Начал истошность или же дотошность итогов общих – просто вздор и бред!
Как ни терялось прошлое в грядущем, грядущим в прошлом озаряюсь вновь
и чувствую себя всегда живущим, могущим, возрождаясь как любовь.



                ***
В такие дни инстинкты и соблазны, как, что твой ток, в полупроводники,
текут в слова волшебные, как сказка, при слабой… кистепёрости руки.

Туманные огни в дожде разбухли, опять лицо, припухшее от слёз,
«но я уже не я, как бес попутал», так не напеть, не вынести на холст.

Желанье жить, встречаясь с незадачей, частенько заставляло пострадать,
в провале «славных дел» и неудача – привалит чудом, выше всех удач.

Изъяны карнавального овала лица ребёнка – оползень, обвал,
но в идеально абсолютном взгляде, что после смерти в райский свет провал!

Как песни незабвенная «картошка, вкусней которой в жизни не едал»,
или того же Блехмана окрошка для тех, кто посещал «сей ресторан».

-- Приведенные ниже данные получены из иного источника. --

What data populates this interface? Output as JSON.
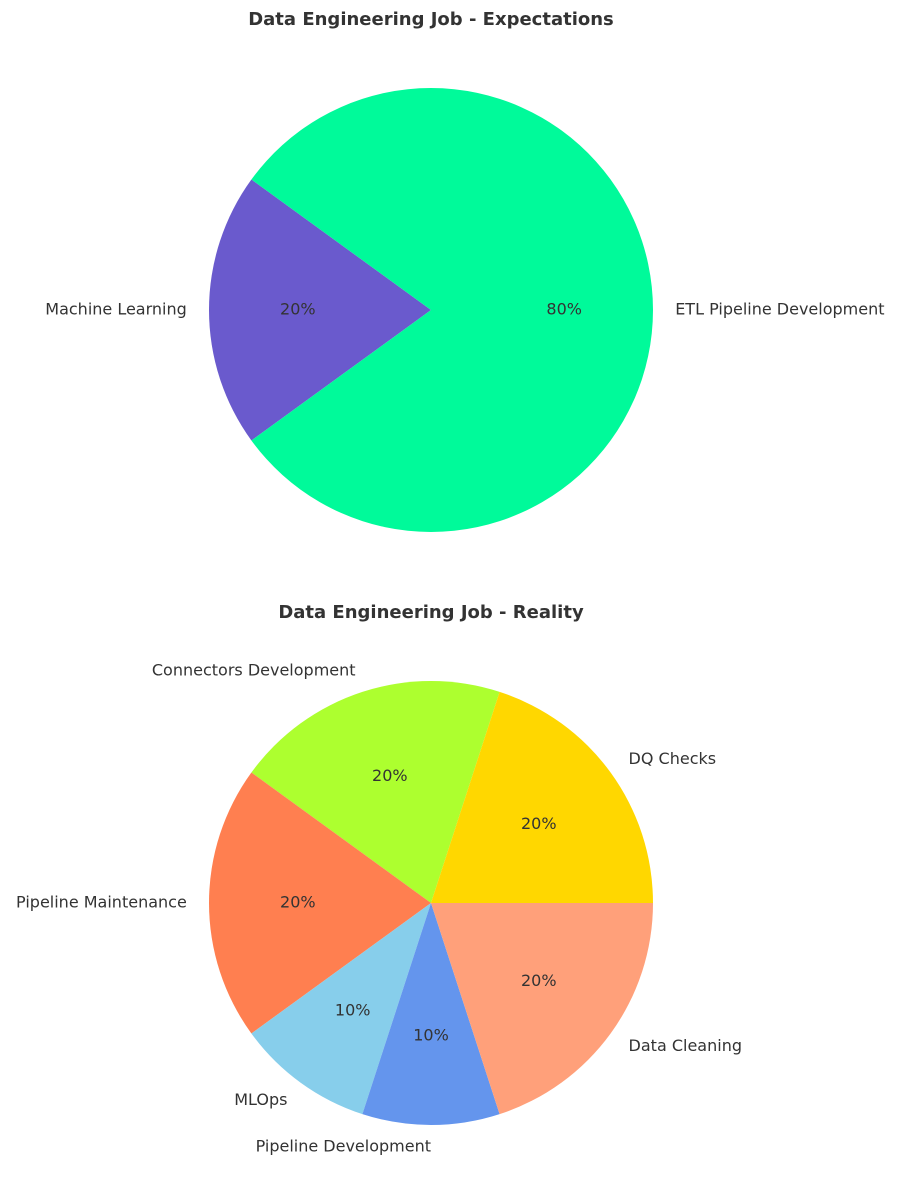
{
  "chart_data": [
    {
      "type": "pie",
      "title": "Data Engineering Job - Expectations",
      "categories": [
        "Machine Learning",
        "ETL Pipeline Development"
      ],
      "values": [
        20,
        80
      ],
      "value_labels": [
        "20%",
        "80%"
      ],
      "colors": [
        "#6A5ACD",
        "#00FA9A"
      ],
      "start_angle_deg": 144,
      "direction": "counterclockwise"
    },
    {
      "type": "pie",
      "title": "Data Engineering Job - Reality",
      "categories": [
        "Connectors Development",
        "Pipeline Maintenance",
        "MLOps",
        "Pipeline Development",
        "Data Cleaning",
        "DQ Checks"
      ],
      "values": [
        20,
        20,
        10,
        10,
        20,
        20
      ],
      "value_labels": [
        "20%",
        "20%",
        "10%",
        "10%",
        "20%",
        "20%"
      ],
      "colors": [
        "#ADFF2F",
        "#FF7F50",
        "#87CEEB",
        "#6495ED",
        "#FFA07A",
        "#FFD700"
      ],
      "start_angle_deg": 72,
      "direction": "counterclockwise"
    }
  ]
}
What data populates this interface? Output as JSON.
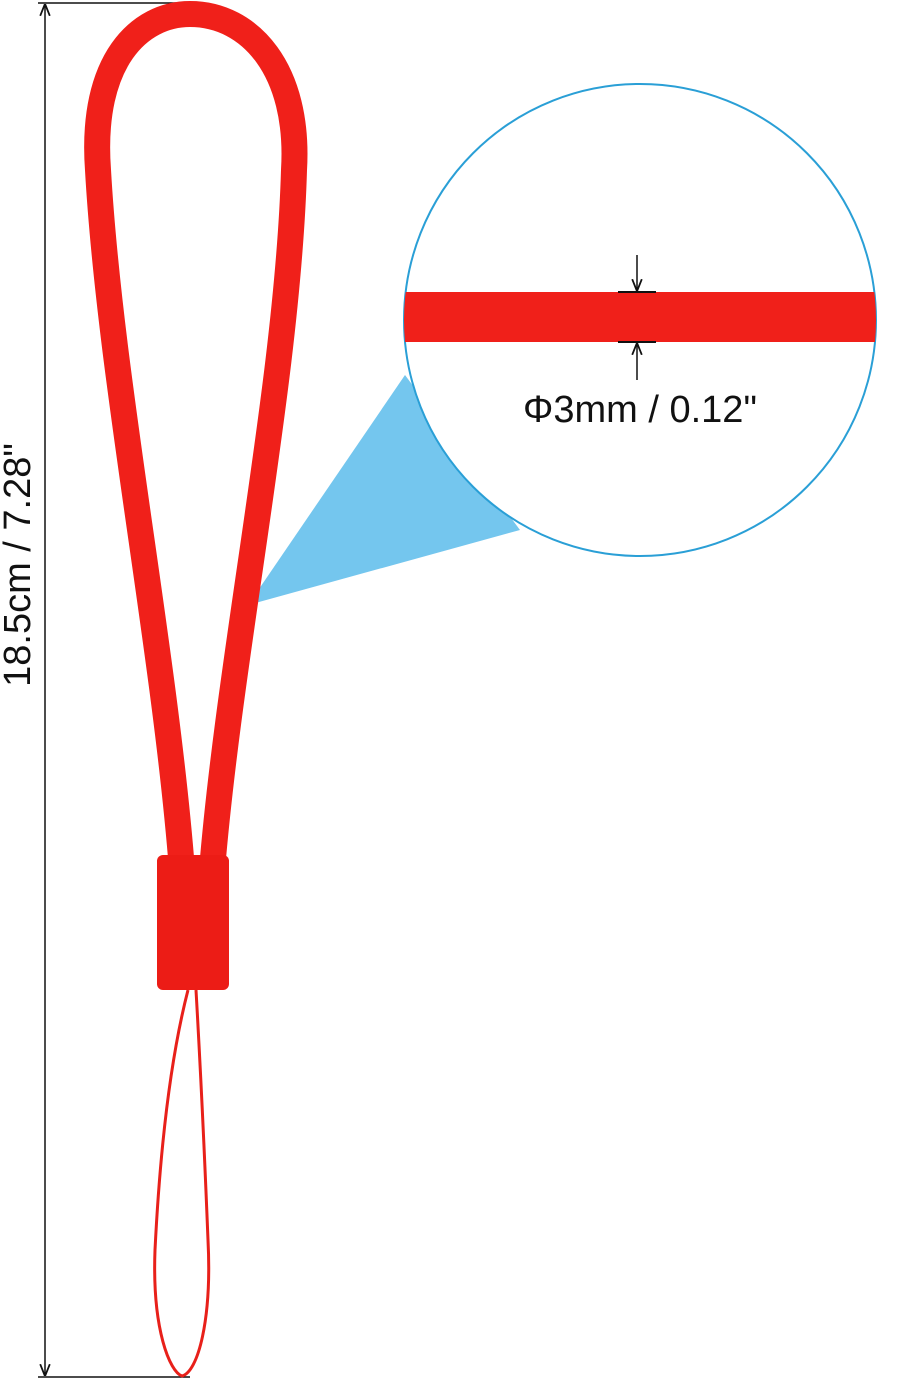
{
  "dimensions": {
    "length": "18.5cm / 7.28\"",
    "diameter": "Φ3mm / 0.12\""
  }
}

Уравновесить как то и другое, освободить от дуализма мозг,
и либо рисовать, либо готовить, чтоб каждый видеть или скушать мог.



                ***
Без особых впечатлений, стало быть, без перемен,
день за днём в канве недели убегают насовсем.
Загрустить не помешает, разгрузиться как-нибудь
от щедрот сентиментальных, и отрезать: «Ну и пусть»!
Точно твой же дух посмертный с предъявленьем мелких прав,
что покинул в теле бренном молодой безбожный прах.
Сладость слюноотделенья, созерцательный дурман.
От событий и явлений, всё, что хочешь, но не нам!
Прогрессивному подтексту не вписаться в круг никак,
трижды проклятому месту – всех времён, и нравов смак!



                ***
Как в зоне полного доверья тревог сплошная кутерьма,
в реально-сказочных деревьях отёчно-лёгочная мгла.
И от чего не зарекаться, то уж порядок и закон.
Чего всего сильней всего страшатся, то основной житейский фон.

Господство, так сказать, от рабства влияет властью роковой
не без культурного тиранства всегда в поруке круговой.
Ноябрь-декабрьские капризы в контрастной массе роевой
с трюизмами без альтруизма эпохи… «Третьей Мировой»!